Ten Boom founded other rehabilitation centers in the Netherlands and returned to Germany in 1947, meeting with and forgiving a Ravensbruck guard who had been extraordinarily cruel to Betsie.

During the three decades after World War II, ten Boom visited 60 countries as a self-declared “tramp for the Lord.” After beginning adulthood as the first Dutch woman to become a certified watchmaker, she later favored analogies involving the craft.

“Lord, You turn the wheels of the galaxies. You know what makes the planets spin and You know what makes this watch run,” wrote ten Boom in “The Hiding Place.”

Self-described ‘tramp for the Lord’ Corrie ten Boom (public domain)

In the United States, ten Boom formed enduring friendships with inmates at California’s San Quentin Prison.

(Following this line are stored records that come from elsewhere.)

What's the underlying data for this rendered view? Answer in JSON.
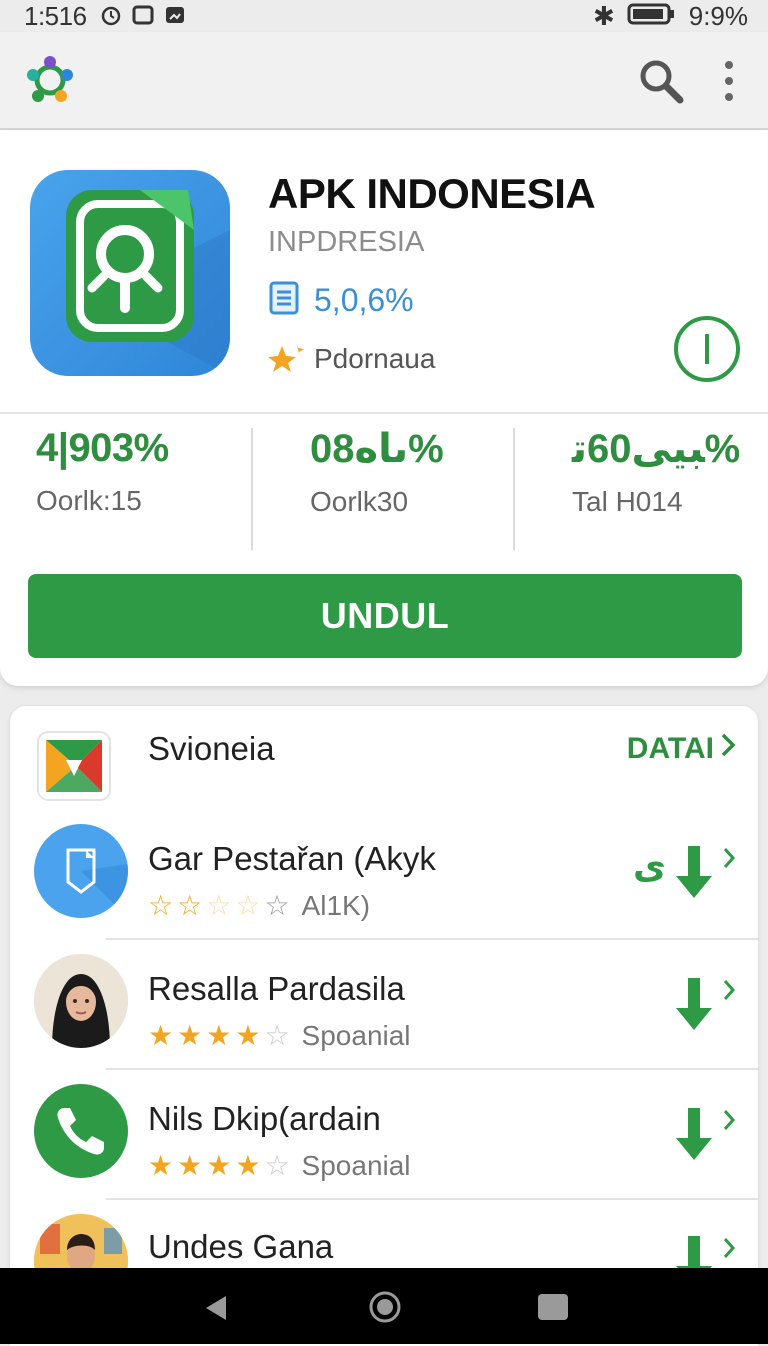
{
  "status_bar": {
    "time": "1:516",
    "battery": "9:9%"
  },
  "app": {
    "title": "APK INDONESIA",
    "subtitle": "INPDRESIA",
    "size": "5,0,6%",
    "category": "Pdornaua"
  },
  "stats": [
    {
      "value": "4|903%",
      "label": "Oorlk:15"
    },
    {
      "value": "ىاه08%",
      "label": "Oorlk30"
    },
    {
      "value": "ت‎بيى60%",
      "label": "Tal H014"
    }
  ],
  "install_label": "UNDUL",
  "list": {
    "header_title": "Svioneia",
    "detail_label": "DATAI",
    "items": [
      {
        "title": "Gar Pestařan (Akyk",
        "rating": 2,
        "meta": "Al1K)",
        "action_prefix": "ى"
      },
      {
        "title": "Resalla Pardasila",
        "rating": 4,
        "meta": "Spoanial"
      },
      {
        "title": "Nils Dkip(ardain",
        "rating": 4,
        "meta": "Spoanial"
      },
      {
        "title": "Undes Gana"
      }
    ]
  },
  "colors": {
    "accent_green": "#2e9a46",
    "link_blue": "#3b8fd4",
    "star": "#f3a521"
  }
}
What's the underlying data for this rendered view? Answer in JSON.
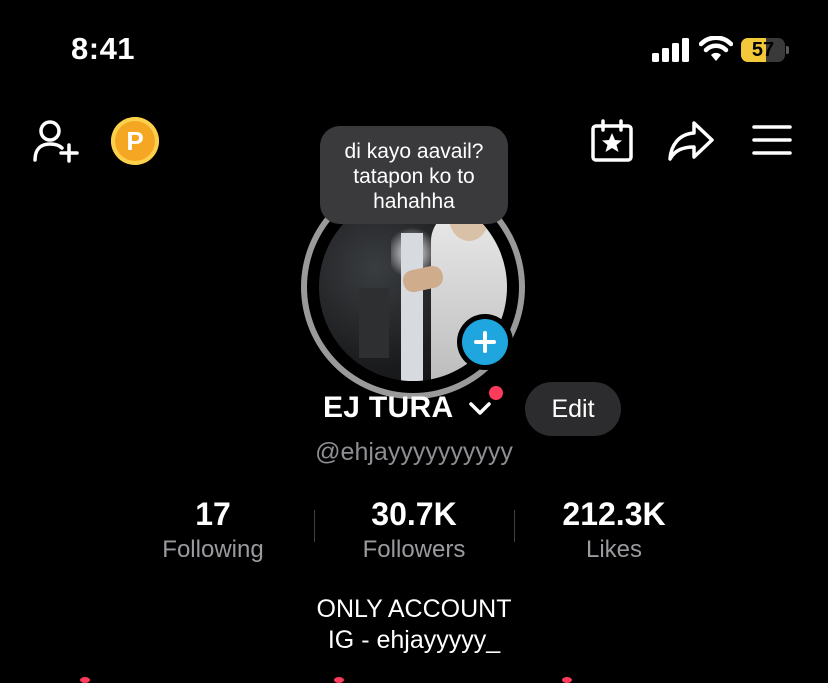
{
  "status_bar": {
    "time": "8:41",
    "battery_level": "57",
    "battery_color": "#f3c93a"
  },
  "top_bar": {
    "coin_label": "P",
    "icons": [
      "add-friend-icon",
      "coin-icon",
      "calendar-star-icon",
      "share-icon",
      "menu-icon"
    ]
  },
  "note": {
    "text": "di kayo aavail?\ntatapon ko to\nhahahha"
  },
  "profile": {
    "name": "EJ TURA",
    "edit_label": "Edit",
    "username": "@ehjayyyyyyyyyy"
  },
  "stats": [
    {
      "value": "17",
      "label": "Following"
    },
    {
      "value": "30.7K",
      "label": "Followers"
    },
    {
      "value": "212.3K",
      "label": "Likes"
    }
  ],
  "bio": {
    "line1": "ONLY ACCOUNT",
    "line2": "IG - ehjayyyyy_"
  },
  "colors": {
    "accent_red": "#ff3b5c",
    "plus_blue": "#20a6de",
    "coin_orange": "#f5a623"
  }
}
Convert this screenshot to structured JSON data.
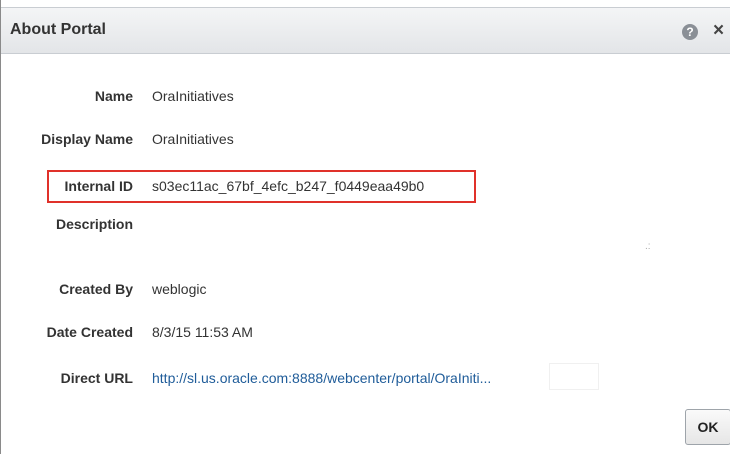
{
  "dialog": {
    "title": "About Portal",
    "help_icon": "help-icon",
    "help_glyph": "?",
    "close_icon": "close-icon",
    "close_glyph": "×"
  },
  "fields": {
    "name": {
      "label": "Name",
      "value": "OraInitiatives"
    },
    "display_name": {
      "label": "Display Name",
      "value": "OraInitiatives"
    },
    "internal_id": {
      "label": "Internal ID",
      "value": "s03ec11ac_67bf_4efc_b247_f0449eaa49b0"
    },
    "description": {
      "label": "Description",
      "value": ""
    },
    "created_by": {
      "label": "Created By",
      "value": "weblogic"
    },
    "date_created": {
      "label": "Date Created",
      "value": "8/3/15 11:53 AM"
    },
    "direct_url": {
      "label": "Direct URL",
      "value": "http://sl.us.oracle.com:8888/webcenter/portal/OraIniti..."
    }
  },
  "buttons": {
    "ok_label": "OK"
  },
  "colors": {
    "highlight": "#e0312a",
    "link": "#1f5c99",
    "title_bar": "#e3e5e8"
  }
}
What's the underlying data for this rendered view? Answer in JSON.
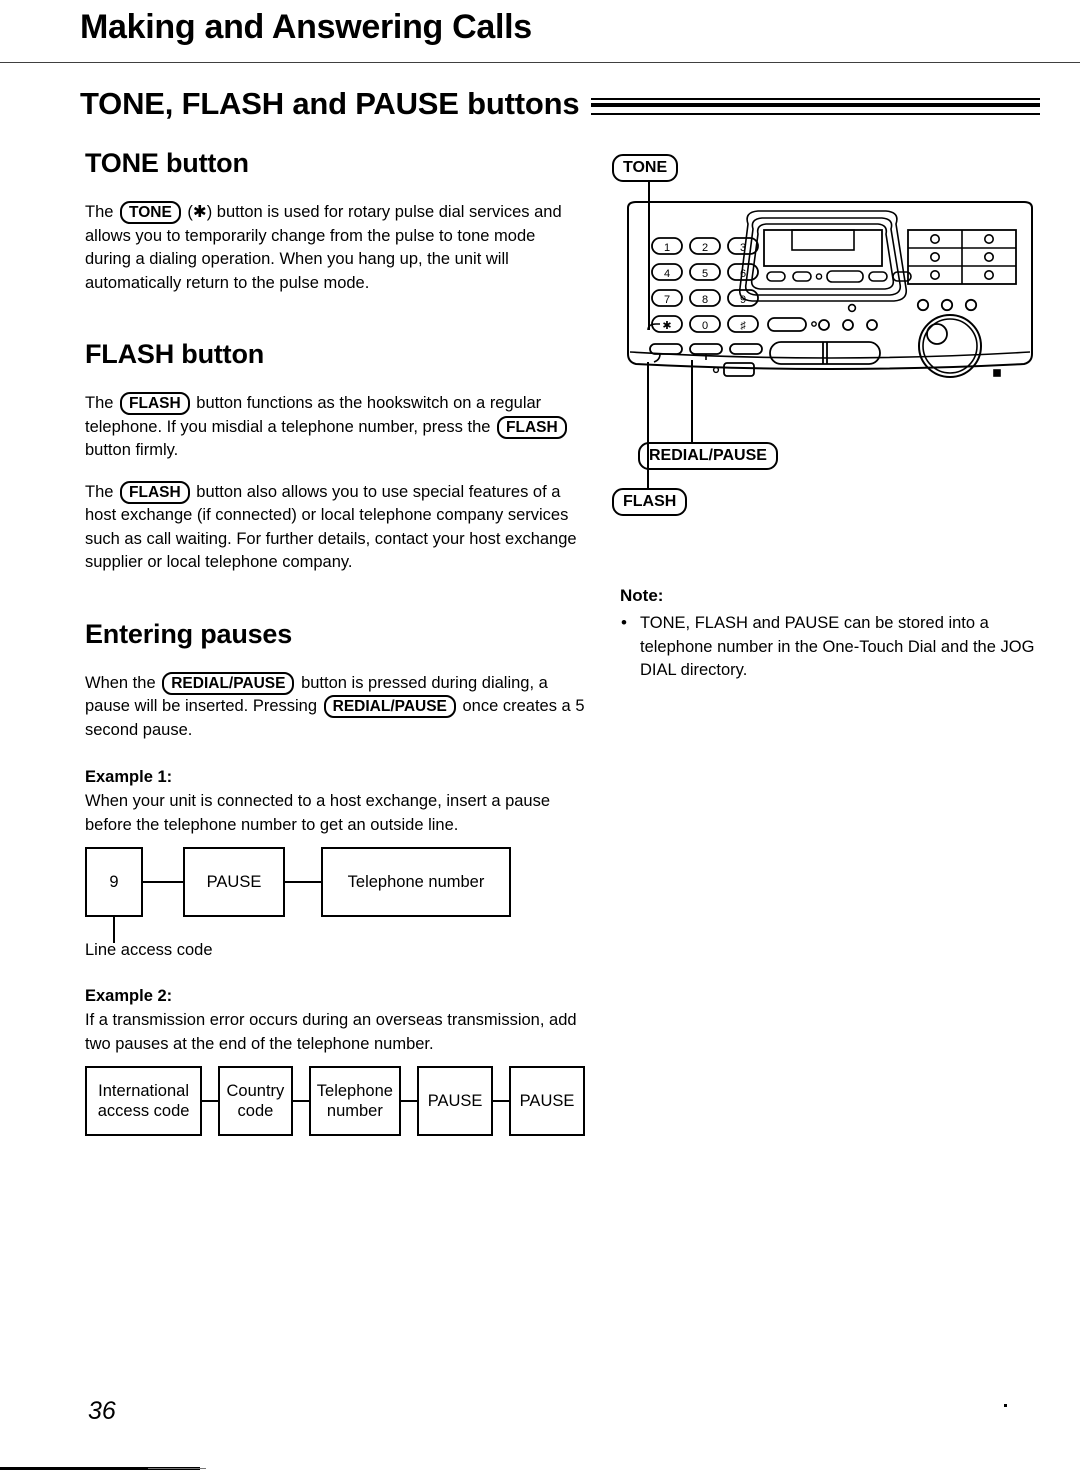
{
  "page": {
    "chapter_title": "Making and Answering Calls",
    "section_title": "TONE, FLASH and PAUSE buttons",
    "page_number": "36"
  },
  "tone_section": {
    "heading": "TONE button",
    "para_1_a": "The",
    "key_tone": "TONE",
    "para_1_b": "(✱) button is used for rotary pulse dial services and allows you to temporarily change from the pulse to tone mode during a dialing operation. When you hang up, the unit will automatically return to the pulse mode."
  },
  "flash_section": {
    "heading": "FLASH button",
    "key_flash": "FLASH",
    "para_1_a": "The",
    "para_1_b": "button functions as the hookswitch on a regular telephone. If you misdial a telephone number, press the",
    "para_1_c": "button firmly.",
    "para_2_a": "The",
    "para_2_b": "button also allows you to use special features of a host exchange (if connected) or local telephone company services such as call waiting. For further details, contact your host exchange supplier or local telephone company."
  },
  "pauses_section": {
    "heading": "Entering pauses",
    "key_redial_pause": "REDIAL/PAUSE",
    "intro_a": "When the",
    "intro_b": "button is pressed during dialing, a pause will be inserted. Pressing",
    "intro_c": "once creates a 5 second pause.",
    "example_1": {
      "label": "Example 1:",
      "text": "When your unit is connected to a host exchange, insert a pause before the telephone number to get an outside line.",
      "boxes": [
        "9",
        "PAUSE",
        "Telephone number"
      ],
      "annotation": "Line access code"
    },
    "example_2": {
      "label": "Example 2:",
      "text": "If a transmission error occurs during an overseas transmission, add two pauses at the end of the telephone number.",
      "boxes": [
        "International access code",
        "Country code",
        "Telephone number",
        "PAUSE",
        "PAUSE"
      ]
    }
  },
  "illustration": {
    "callouts": {
      "tone": "TONE",
      "redial_pause": "REDIAL/PAUSE",
      "flash": "FLASH"
    },
    "keypad": [
      [
        "1",
        "2",
        "3"
      ],
      [
        "4",
        "5",
        "6"
      ],
      [
        "7",
        "8",
        "9"
      ],
      [
        "✱",
        "0",
        "♯"
      ]
    ]
  },
  "note": {
    "title": "Note:",
    "items": [
      "TONE, FLASH and PAUSE can be stored into a telephone number in the One-Touch Dial and the JOG DIAL directory."
    ]
  }
}
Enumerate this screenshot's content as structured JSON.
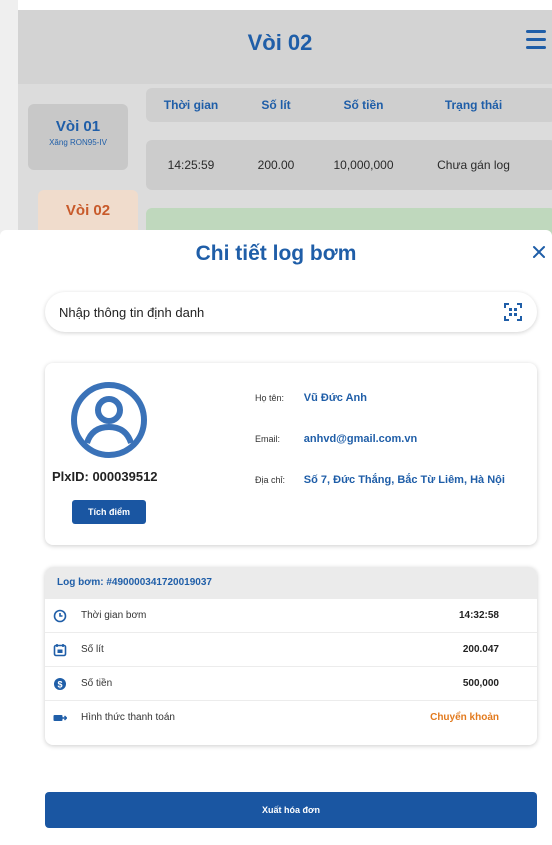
{
  "background": {
    "title": "Vòi 02",
    "nozzles": [
      {
        "name": "Vòi 01",
        "fuel": "Xăng RON95-IV"
      },
      {
        "name": "Vòi 02",
        "fuel": ""
      }
    ],
    "table": {
      "headers": [
        "Thời gian",
        "Số lít",
        "Số tiền",
        "Trạng thái"
      ],
      "rows": [
        [
          "14:25:59",
          "200.00",
          "10,000,000",
          "Chưa gán log"
        ]
      ]
    }
  },
  "sheet": {
    "title": "Chi tiết log bơm",
    "id_input": {
      "value": "Nhập thông tin định danh"
    },
    "user": {
      "plxid": "PlxID: 000039512",
      "points_button": "Tích điểm",
      "name_label": "Họ tên:",
      "name": "Vũ Đức Anh",
      "email_label": "Email:",
      "email": "anhvd@gmail.com.vn",
      "address_label": "Địa chỉ:",
      "address": "Số 7, Đức Thắng, Bắc Từ Liêm, Hà Nội"
    },
    "log": {
      "header": "Log bơm: #490000341720019037",
      "rows": [
        {
          "icon": "clock-icon",
          "label": "Thời gian bơm",
          "value": "14:32:58"
        },
        {
          "icon": "calendar-icon",
          "label": "Số lít",
          "value": "200.047"
        },
        {
          "icon": "dollar-icon",
          "label": "Số tiền",
          "value": "500,000"
        },
        {
          "icon": "payment-card-icon",
          "label": "Hình thức thanh toán",
          "value": "Chuyển khoản"
        }
      ]
    },
    "invoice_button": "Xuất hóa đơn"
  },
  "colors": {
    "primary": "#1f5ea8",
    "button": "#1a56a2",
    "accent_orange": "#e27a1e"
  }
}
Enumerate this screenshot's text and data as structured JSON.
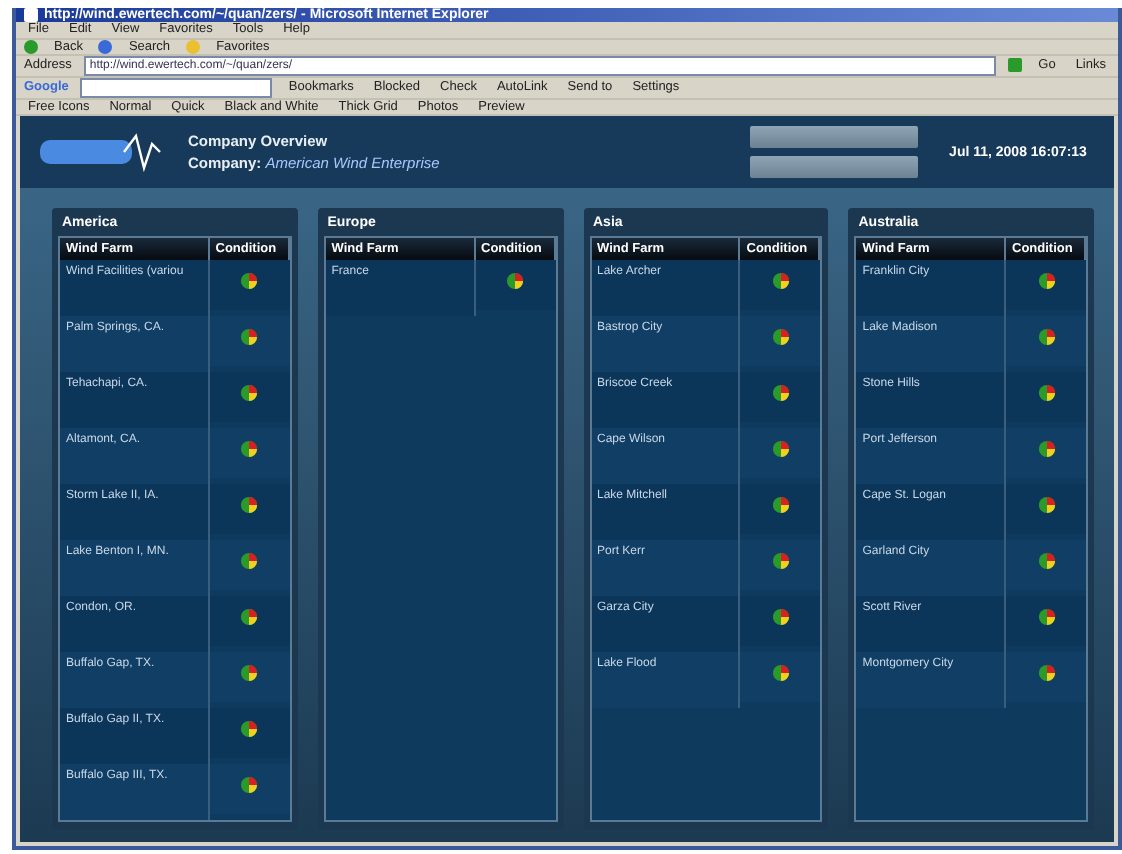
{
  "window": {
    "title": "http://wind.ewertech.com/~/quan/zers/ - Microsoft Internet Explorer"
  },
  "menu": [
    "File",
    "Edit",
    "View",
    "Favorites",
    "Tools",
    "Help"
  ],
  "toolbar": [
    "Back",
    "Search",
    "Favorites"
  ],
  "address": {
    "label": "Address",
    "value": "http://wind.ewertech.com/~/quan/zers/",
    "go": "Go",
    "links": "Links"
  },
  "google_bar": {
    "brand": "Google",
    "items": [
      "Bookmarks",
      "Blocked",
      "Check",
      "AutoLink",
      "Send to",
      "Settings"
    ]
  },
  "links_bar": [
    "Free Icons",
    "Normal",
    "Quick",
    "Black and White",
    "Thick Grid",
    "Photos",
    "Preview"
  ],
  "app": {
    "title": "Company Overview",
    "company_label": "Company:",
    "company_name": "American Wind Enterprise",
    "datetime": "Jul 11, 2008 16:07:13"
  },
  "regions": [
    {
      "name": "America",
      "columns": [
        "Wind Farm",
        "Condition"
      ],
      "rows": [
        "Wind Facilities (variou",
        "Palm Springs, CA.",
        "Tehachapi, CA.",
        "Altamont, CA.",
        "Storm Lake II, IA.",
        "Lake Benton I, MN.",
        "Condon, OR.",
        "Buffalo Gap, TX.",
        "Buffalo Gap II, TX.",
        "Buffalo Gap III, TX."
      ]
    },
    {
      "name": "Europe",
      "columns": [
        "Wind Farm",
        "Condition"
      ],
      "rows": [
        "France"
      ]
    },
    {
      "name": "Asia",
      "columns": [
        "Wind Farm",
        "Condition"
      ],
      "rows": [
        "Lake Archer",
        "Bastrop City",
        "Briscoe Creek",
        "Cape Wilson",
        "Lake Mitchell",
        "Port Kerr",
        "Garza City",
        "Lake Flood"
      ]
    },
    {
      "name": "Australia",
      "columns": [
        "Wind Farm",
        "Condition"
      ],
      "rows": [
        "Franklin City",
        "Lake Madison",
        "Stone Hills",
        "Port Jefferson",
        "Cape St. Logan",
        "Garland City",
        "Scott River",
        "Montgomery City"
      ]
    }
  ]
}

The relationships ten Boom forged across the US inspired her to move to California, where she died in 1983.

Said to be treasured above all the gifts ten Boom received, a simple wooden plaque from the “men of the garden chapel” at San Quentin was engraved with her name and the words, “Prisoner of the Lord Jesus” in 1977.

In the assessment of Loftis, the decades of outreach conducted by Corrie after the war “outweighed” her wartime suffering.

“War is present in every generation, so resistance to aggression is common,” said Loftis.

“What makes Corrie’s story unique is that despite the loss of family members to the war, she forgave everyone: the Nazis, her guards at Ravensbruck, even the man who betrayed her family to the Gestapo,” said Loftis. “That is a lesson for everyone, young and old: forgiveness.”

Gift from inmates at San Quentin made for Corrie ten Boom in 1977 (Matt Lebovic/The Times of Israel)

Museum co-founder Frits Nieuwstraten agrees, adding that, “For thirty years, Corrie traveled the world, and spoke to millions the message of hope and forgiveness. She told people about God’s love, and the love we should have for the Jewish people,” Nieuwstraten told The Times of Israel.

“Corrie often said: ‘There is no pit so deep that God’s love is not deeper still.’ Even now, 40 years after her death, Corrie’s experiences and books continue to encourage many people the world over,” said Nieuwstraten.